One of the nation’s most heavily traveled and notoriously dangerous expressways, the Dan Ryan cuts a giant swath through Chicago’s densely populated South Side neighborhoods. A fascinating urban ecosystem has developed around the road, an interwoven structure of human and industrial elements. Between 1981 and 1985 I produced thousands of images and traveled thousands of miles while grappling with the representational challenges inherent in this subject. It was an extremely formative body of work, and became as much a vehicle for me as an artist as it has been a conduit for the millions of others who use it every year.

I wanted to examine the road as a massive expression of the urban lexicon. The considerable extent of the Dan Ryan’s influence over its surroundings, as well as the proliferation of adaptations to its unremitting presence, offered me an invaluable opportunity for photographic interpretation and construction. The enormity of its engineering continuously plays the geographical off the incidental. As elements proceed through time and space, scale is measured both physically and historically. The ramifications of driving this expressway may range from total functionality to devastating dis-functionality.
Still, the great subtext underlying all circumstance here is the politic that created the Dan Ryan and decided to whom its construction would benefit most. I have often referred to the Dan Ryan as a linear buffer, which acts as a cushion for those people who want a link to the city, but also want a definable separation from the “realities” of city life.

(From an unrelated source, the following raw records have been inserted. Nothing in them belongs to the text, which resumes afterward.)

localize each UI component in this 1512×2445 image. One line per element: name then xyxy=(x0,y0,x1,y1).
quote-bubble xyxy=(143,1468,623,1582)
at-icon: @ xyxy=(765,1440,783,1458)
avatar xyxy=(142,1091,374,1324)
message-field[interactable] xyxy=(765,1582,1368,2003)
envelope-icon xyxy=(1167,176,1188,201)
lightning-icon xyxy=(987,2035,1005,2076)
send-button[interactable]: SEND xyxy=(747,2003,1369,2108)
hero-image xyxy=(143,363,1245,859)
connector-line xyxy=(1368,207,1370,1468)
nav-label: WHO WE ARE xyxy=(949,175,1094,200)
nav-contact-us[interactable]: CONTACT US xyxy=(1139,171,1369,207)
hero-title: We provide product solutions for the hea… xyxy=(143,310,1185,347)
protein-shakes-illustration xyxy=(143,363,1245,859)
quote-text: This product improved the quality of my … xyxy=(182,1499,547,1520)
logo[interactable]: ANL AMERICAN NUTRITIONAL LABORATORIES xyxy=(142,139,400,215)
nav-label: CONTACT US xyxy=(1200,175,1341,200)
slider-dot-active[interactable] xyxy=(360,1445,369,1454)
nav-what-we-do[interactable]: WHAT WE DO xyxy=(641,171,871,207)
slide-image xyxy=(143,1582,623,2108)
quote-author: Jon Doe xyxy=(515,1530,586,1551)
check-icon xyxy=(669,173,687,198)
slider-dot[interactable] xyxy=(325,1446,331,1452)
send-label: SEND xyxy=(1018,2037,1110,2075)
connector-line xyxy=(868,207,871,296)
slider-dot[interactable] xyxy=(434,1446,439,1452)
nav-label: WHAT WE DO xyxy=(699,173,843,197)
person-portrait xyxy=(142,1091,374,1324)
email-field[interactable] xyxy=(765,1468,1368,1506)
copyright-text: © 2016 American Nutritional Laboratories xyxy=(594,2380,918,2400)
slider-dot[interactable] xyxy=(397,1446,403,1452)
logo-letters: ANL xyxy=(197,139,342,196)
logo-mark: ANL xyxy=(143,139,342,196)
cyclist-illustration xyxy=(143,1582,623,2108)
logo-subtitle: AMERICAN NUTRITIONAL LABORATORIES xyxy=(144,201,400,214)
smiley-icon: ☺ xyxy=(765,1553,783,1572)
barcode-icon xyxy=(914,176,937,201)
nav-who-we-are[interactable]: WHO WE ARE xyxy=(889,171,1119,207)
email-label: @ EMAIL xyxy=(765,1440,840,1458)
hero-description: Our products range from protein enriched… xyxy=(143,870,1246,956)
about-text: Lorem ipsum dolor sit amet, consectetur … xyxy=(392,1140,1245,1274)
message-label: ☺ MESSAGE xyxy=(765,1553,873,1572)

Ultimately though, my photographs are about the nature of representing such an enormous edifice; I consciously shifted format and attitude to reflect better the diversity of the environment and my understanding of it. A great challenge was to pre-visualize, often months or even years in advance, when and how I could best represent my ideas about this arterial organism. I had to become sympathetic with the Dan Ryan’s cycles and flows, its causes and effects. Many different activities and populations are involved with it at different times, and my approach often depended not only on the good will and cooperation of private individuals and public institutions, but also on climatic and environmental disposition. Many of my subjects, both human and architectural, have since changed, moved, or disappeared, but the Dan Ryan remains as a monolith of urban engineering, and continues to affect the culture and commerce of Chicago and the nation.